Yozlaşma

Yozlaşma, kelime olarak farklı manalara gelmektedir.  Genellikle; bir şeyleri sorgulamadan olduğu gibi kabul eden böylelikle kendinden uzaklaşan insan ve toplumlar için kullanılır.

Son yıllarda dilimizden düşürmediğimiz yozlaşma/dejenerasyon kelimesi insanımıza ve toplumumuza yeni kimlik kazandırma başarısını göstermiştir.

Modern zamanlarda asli değerlerinden uzaklaşan toplumlarda yapısal bir bozukluk gözlemlenmiştir. Bu bozukluk neticesinde kimlik sorgulaması yaşayan insan, bu sorgulamayı yanlış bir zeminde değerlendirerek inancından soyutlanmış ortamlar oluşturma yolunu tutmuştur.

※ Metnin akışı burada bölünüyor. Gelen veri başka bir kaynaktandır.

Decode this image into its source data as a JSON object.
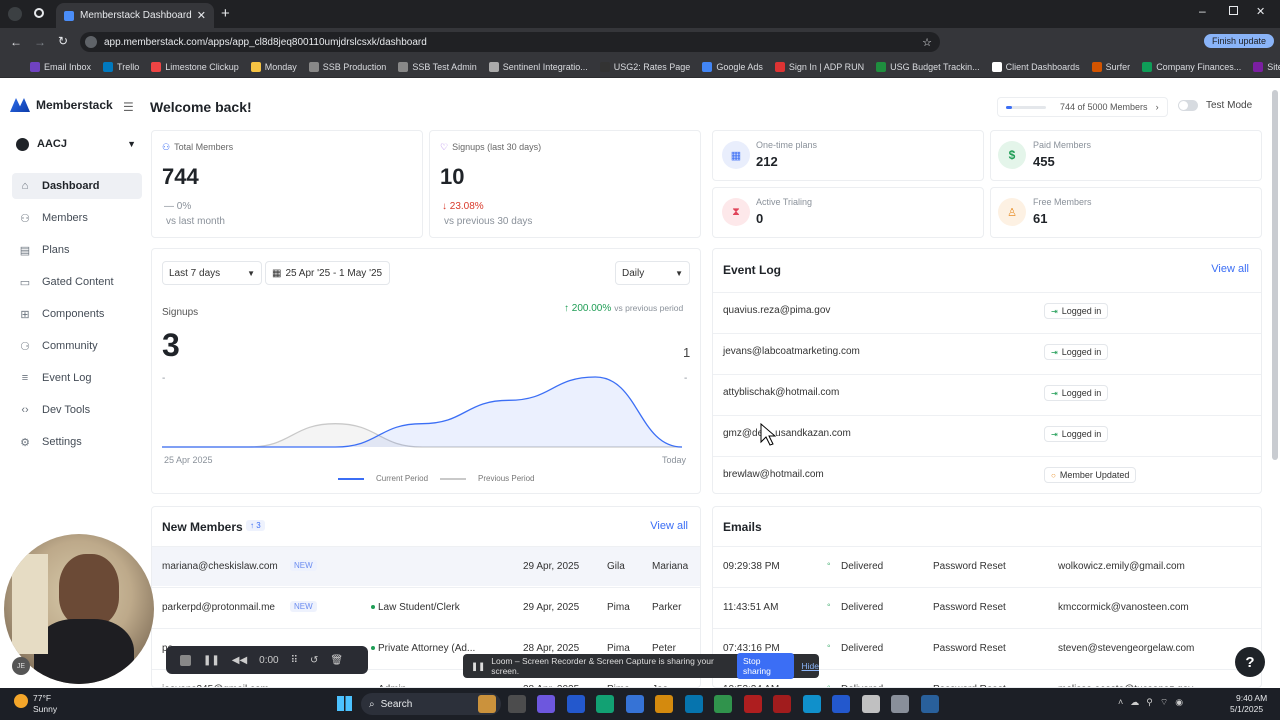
{
  "browser": {
    "tab_title": "Memberstack Dashboard",
    "url": "app.memberstack.com/apps/app_cl8d8jeq800110umjdrslcsxk/dashboard",
    "finish_update": "Finish update",
    "bookmarks": [
      "Email Inbox",
      "Trello",
      "Limestone Clickup",
      "Monday",
      "SSB Production",
      "SSB Test Admin",
      "Sentinenl Integratio...",
      "USG2: Rates Page",
      "Google Ads",
      "Sign In | ADP RUN",
      "USG Budget Trackin...",
      "Client Dashboards",
      "Surfer",
      "Company Finances...",
      "Sitelink Web Edition"
    ]
  },
  "app": {
    "brand": "Memberstack",
    "workspace": "AACJ",
    "nav": [
      "Dashboard",
      "Members",
      "Plans",
      "Gated Content",
      "Components",
      "Community",
      "Event Log",
      "Dev Tools",
      "Settings"
    ],
    "page_title": "Welcome back!",
    "members_quota": "744 of 5000 Members",
    "members_quota_fraction": 0.149,
    "test_mode": "Test Mode"
  },
  "stats": {
    "total_members": {
      "label": "Total Members",
      "value": "744",
      "change": "— 0%",
      "compare": "vs last month"
    },
    "signups": {
      "label": "Signups (last 30 days)",
      "value": "10",
      "change": "↓ 23.08%",
      "compare": "vs previous 30 days"
    },
    "one_time": {
      "label": "One-time plans",
      "value": "212"
    },
    "paid": {
      "label": "Paid Members",
      "value": "455"
    },
    "trialing": {
      "label": "Active Trialing",
      "value": "0"
    },
    "free": {
      "label": "Free Members",
      "value": "61"
    }
  },
  "chart_panel": {
    "range_select": "Last 7 days",
    "date_range": "25 Apr '25 - 1 May '25",
    "interval": "Daily",
    "metric": "Signups",
    "value": "3",
    "change": "↑ 200.00%",
    "change_compare": "vs previous period",
    "prev_value": "1",
    "dash_left": "-",
    "dash_right": "-",
    "x_start": "25 Apr 2025",
    "x_end": "Today",
    "legend_current": "Current Period",
    "legend_previous": "Previous Period"
  },
  "chart_data": {
    "type": "area",
    "x": [
      "25 Apr 2025",
      "",
      "",
      "",
      "",
      "",
      "Today"
    ],
    "series": [
      {
        "name": "Current Period",
        "values": [
          0,
          0,
          0,
          1,
          2,
          3,
          0
        ]
      },
      {
        "name": "Previous Period",
        "values": [
          0,
          0,
          1,
          0,
          0,
          0,
          0
        ]
      }
    ]
  },
  "event_log": {
    "title": "Event Log",
    "view_all": "View all",
    "rows": [
      {
        "email": "quavius.reza@pima.gov",
        "event": "Logged in"
      },
      {
        "email": "jevans@labcoatmarketing.com",
        "event": "Logged in"
      },
      {
        "email": "attyblischak@hotmail.com",
        "event": "Logged in"
      },
      {
        "email": "gmz@de",
        "email_rest": "usandkazan.com",
        "event": "Logged in"
      },
      {
        "email": "brewlaw@hotmail.com",
        "event": "Member Updated"
      }
    ]
  },
  "new_members": {
    "title": "New Members",
    "count": "↑ 3",
    "view_all": "View all",
    "rows": [
      {
        "email": "mariana@cheskislaw.com",
        "badge": "NEW",
        "plan": "",
        "date": "29 Apr, 2025",
        "county": "Gila",
        "name": "Mariana"
      },
      {
        "email": "parkerpd@protonmail.me",
        "badge": "NEW",
        "plan": "Law Student/Clerk",
        "date": "29 Apr, 2025",
        "county": "Pima",
        "name": "Parker"
      },
      {
        "email": "pe",
        "badge": "",
        "plan": "Private Attorney (Ad...",
        "date": "28 Apr, 2025",
        "county": "Pima",
        "name": "Peter"
      },
      {
        "email": "jeevans345@gmail.com",
        "badge": "",
        "plan": "Admin",
        "date": "28 Apr, 2025",
        "county": "Pima",
        "name": "Joe"
      }
    ]
  },
  "emails": {
    "title": "Emails",
    "rows": [
      {
        "time": "09:29:38 PM",
        "status": "Delivered",
        "type": "Password Reset",
        "to": "wolkowicz.emily@gmail.com"
      },
      {
        "time": "11:43:51 AM",
        "status": "Delivered",
        "type": "Password Reset",
        "to": "kmccormick@vanosteen.com"
      },
      {
        "time": "07:43:16 PM",
        "status": "Delivered",
        "type": "Password Reset",
        "to": "steven@stevengeorgelaw.com"
      },
      {
        "time": "10:53:34 AM",
        "status": "Delivered",
        "type": "Password Reset",
        "to": "melissa.acosta@tucsonaz.gov"
      }
    ]
  },
  "overlays": {
    "loom_text": "Loom – Screen Recorder & Screen Capture is sharing your screen.",
    "stop_sharing": "Stop sharing",
    "hide": "Hide",
    "rec_time": "0:00",
    "avatar_initials": "JE"
  },
  "taskbar": {
    "weather_temp": "77°F",
    "weather_desc": "Sunny",
    "search": "Search",
    "time": "9:40 AM",
    "date": "5/1/2025"
  }
}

Seküler bir görünüm kazanan yani Allah’ın hatırlanmadığı ortamlar oluşturan bu toplumlar bireylerini manevi darağacına çekmiştir. Manevi çöküş beraberinde birçok felaketi tetiklemiştir.

Değişimi kutsayan, değişime ayak uydurmaya çalışan, zamanı yakalama endişesiyle günübirlik yaşamaya çalışan insanların ruhsuz bedenler yığınına dönüşmesi içimizi acıtmaktadır.

Ölümün olduğu bu dünyada, hiçbir şey çok da ciddi değildir aslında der Kafka. Ölümün, yaşamın ana merkezine yerleştirilmesi gerekirken aksine gündelik hayatımızın dışına itilmesi yozlaşmayı doğurmuştur.

Üstadımız bizi değişimle doğan, değerlerimizden uzaklaşma olarak neticelenen yozlaşma konusunda uyarmaktadır :‘Ey Nefsim! Deme : “ Zaman değişmiş, asır başkalaşmış herkes dünyaya perestiş eder, derdi maişetle sarhoştur. Çünkü ölüm değişmiyor; firak bekaya kalpolup başkalaşamıyor. Aczi beşeri, fakrı insani değişmiyor, ziyadeleşiyor. Beşer yolculuğu kesilmiyor, sürat peyda ediyor.”

Değişimin her şeyi kasıp kavurduğu böylesi körelmiş zamanların gözü ölüm hakikatını kendine ders ve etüd yapanlardır. Perdenin ardındaki hesabı görenler ve toplumlarını buna göre şekillendirme gayreti gösterenler elbette ki Rableri katında daha özel bir yere sahiptirler.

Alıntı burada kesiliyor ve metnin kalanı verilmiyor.